Arthur Perigal (c.1784-1847) was a British historical, portrait and landscape painter.

==Life==
Perigal was born in London on 10 January 1784 the son of Francois Perigal and his wife, Marie Ogier.

He studied under Henry Fuseli at the Royal Academy, and in 1811 gained the gold medal for historical painting, the subject being Themistocles taking Refuge at the Court of Admetus.

Perigal for some time practised portrait-painting in London, but around 1820 he appears to have gone to Northampton, and then later moved to Manchester. He lastly settled in Edinburgh, where he taught drawing, and from 1833 onwards exhibited portraits and landscapes at the Royal Scottish Academy.
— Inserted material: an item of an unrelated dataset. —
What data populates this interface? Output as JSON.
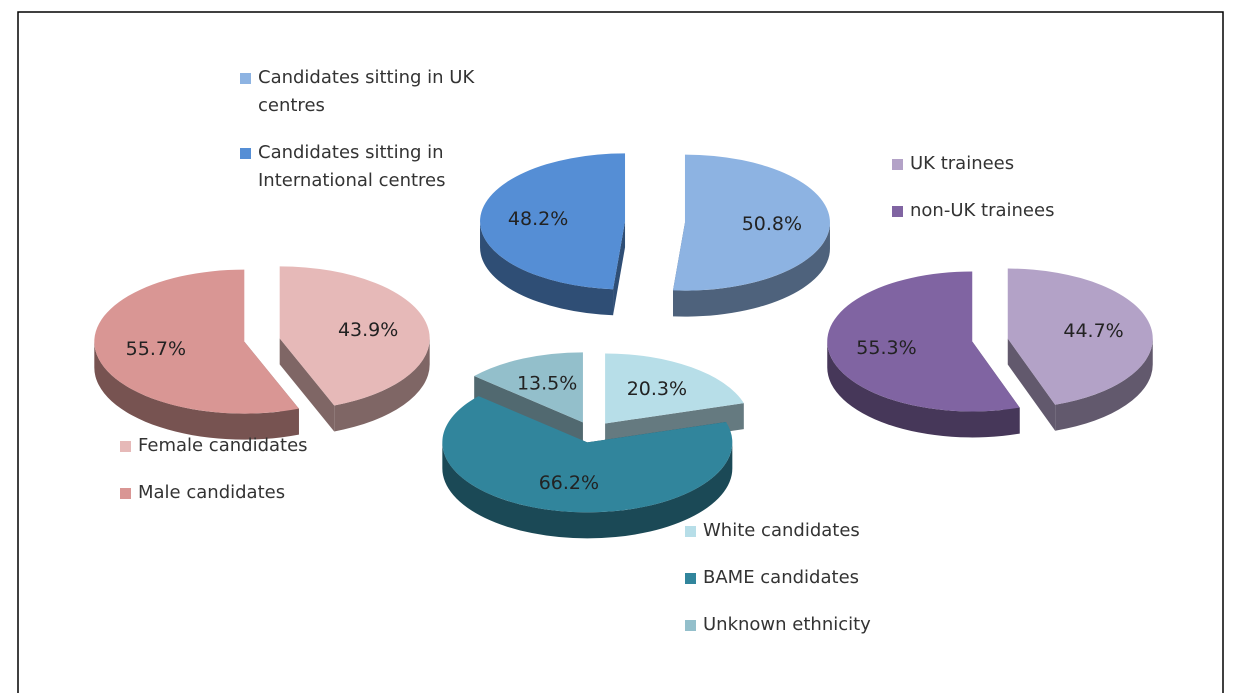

In the 1830s Perigal is listed as living at 6 St Vincent Street in the Stockbridge area of Edinburgh.

Perigal died at 21 Hill Street, Edinburgh, on 19 September 1847, aged 63.
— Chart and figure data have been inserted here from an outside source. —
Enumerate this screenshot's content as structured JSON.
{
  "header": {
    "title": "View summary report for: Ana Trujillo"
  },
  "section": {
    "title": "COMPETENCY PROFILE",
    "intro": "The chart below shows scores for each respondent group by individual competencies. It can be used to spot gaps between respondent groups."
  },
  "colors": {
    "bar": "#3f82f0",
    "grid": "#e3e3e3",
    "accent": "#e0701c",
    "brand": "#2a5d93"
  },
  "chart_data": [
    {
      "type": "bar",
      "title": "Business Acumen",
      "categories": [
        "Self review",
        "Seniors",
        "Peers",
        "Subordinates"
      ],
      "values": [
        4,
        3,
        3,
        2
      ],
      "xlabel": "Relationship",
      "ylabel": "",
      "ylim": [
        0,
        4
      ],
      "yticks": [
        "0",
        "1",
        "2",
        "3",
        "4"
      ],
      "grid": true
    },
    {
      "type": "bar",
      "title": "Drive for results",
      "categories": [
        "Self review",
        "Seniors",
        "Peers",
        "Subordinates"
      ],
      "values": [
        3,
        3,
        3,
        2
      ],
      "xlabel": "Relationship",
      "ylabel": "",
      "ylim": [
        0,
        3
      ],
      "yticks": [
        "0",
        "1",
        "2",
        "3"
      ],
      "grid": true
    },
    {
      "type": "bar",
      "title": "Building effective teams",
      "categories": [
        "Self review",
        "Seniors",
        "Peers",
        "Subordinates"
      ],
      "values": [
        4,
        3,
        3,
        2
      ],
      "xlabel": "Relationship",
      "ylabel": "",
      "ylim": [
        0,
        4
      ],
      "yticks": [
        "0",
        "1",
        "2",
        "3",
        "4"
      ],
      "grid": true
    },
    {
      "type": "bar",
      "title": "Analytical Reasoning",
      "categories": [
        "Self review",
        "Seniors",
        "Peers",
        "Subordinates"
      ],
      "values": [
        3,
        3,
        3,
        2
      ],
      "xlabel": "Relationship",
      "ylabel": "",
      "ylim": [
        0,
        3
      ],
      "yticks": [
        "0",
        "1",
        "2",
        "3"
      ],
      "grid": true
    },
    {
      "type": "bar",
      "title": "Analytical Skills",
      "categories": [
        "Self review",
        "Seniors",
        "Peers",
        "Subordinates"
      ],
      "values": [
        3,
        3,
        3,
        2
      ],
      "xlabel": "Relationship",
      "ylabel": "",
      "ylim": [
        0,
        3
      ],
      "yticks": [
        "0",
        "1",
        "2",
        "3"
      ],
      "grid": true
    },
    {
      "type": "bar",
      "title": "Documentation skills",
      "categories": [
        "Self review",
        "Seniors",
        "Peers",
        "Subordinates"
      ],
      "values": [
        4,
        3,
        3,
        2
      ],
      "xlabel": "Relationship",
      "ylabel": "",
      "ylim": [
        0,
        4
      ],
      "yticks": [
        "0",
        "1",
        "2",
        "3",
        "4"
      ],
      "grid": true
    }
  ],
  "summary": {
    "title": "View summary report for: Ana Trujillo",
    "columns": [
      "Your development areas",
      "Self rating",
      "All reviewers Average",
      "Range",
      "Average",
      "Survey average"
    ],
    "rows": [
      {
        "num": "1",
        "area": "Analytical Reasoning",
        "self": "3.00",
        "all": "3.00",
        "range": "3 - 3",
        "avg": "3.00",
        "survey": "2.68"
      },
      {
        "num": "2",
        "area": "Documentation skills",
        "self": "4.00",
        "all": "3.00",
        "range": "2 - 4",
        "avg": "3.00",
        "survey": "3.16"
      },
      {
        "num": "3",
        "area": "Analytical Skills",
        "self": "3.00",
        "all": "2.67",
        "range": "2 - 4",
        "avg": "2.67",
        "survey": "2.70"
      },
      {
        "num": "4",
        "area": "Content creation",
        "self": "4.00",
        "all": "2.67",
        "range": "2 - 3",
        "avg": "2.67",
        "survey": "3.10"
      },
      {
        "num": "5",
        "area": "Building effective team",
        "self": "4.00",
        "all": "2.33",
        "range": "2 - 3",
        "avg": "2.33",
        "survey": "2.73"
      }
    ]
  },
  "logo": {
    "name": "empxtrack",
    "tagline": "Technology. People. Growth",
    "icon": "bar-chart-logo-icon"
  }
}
He is buried in Dean Cemetery near the north-west corner of the original cemetery.

==Works==
Perigal began in 1810 to exhibit at the Royal Academy and the British Institution, sending the former a portrait and Queen Katherine delivering to Capucius her Farewell Letter to King Henry the Eighth, and to the latter The Restoration of the Daughters of Œdipus and Helena and Hermia (from Midsummer Night's Dream). These works were followed at the Royal Academy by Aridæus and Eurydice in 1811, his Themistocles in 1812, The Mother's last Embrace of her Infant Moses in 1813, and again in 1816; his last picture at the Academy was Going to Market, appeared in 1821. His contributions to the British Institution included Roderick Dhu discovering himself to FitzJames in 1811, the Death of Rizzio in 1813, Joseph sold by his Brethren in 1814, Scipio restoring the Captive Princess to her Lover in 1815, and, lastly, The Bard in 1828.

==Family==
He was married to Louisa Susanna Pilleau (1780-1861). They had five children.

Their eldest son, Arthur Perigal, the younger (1816–1884) was a landscape-painter.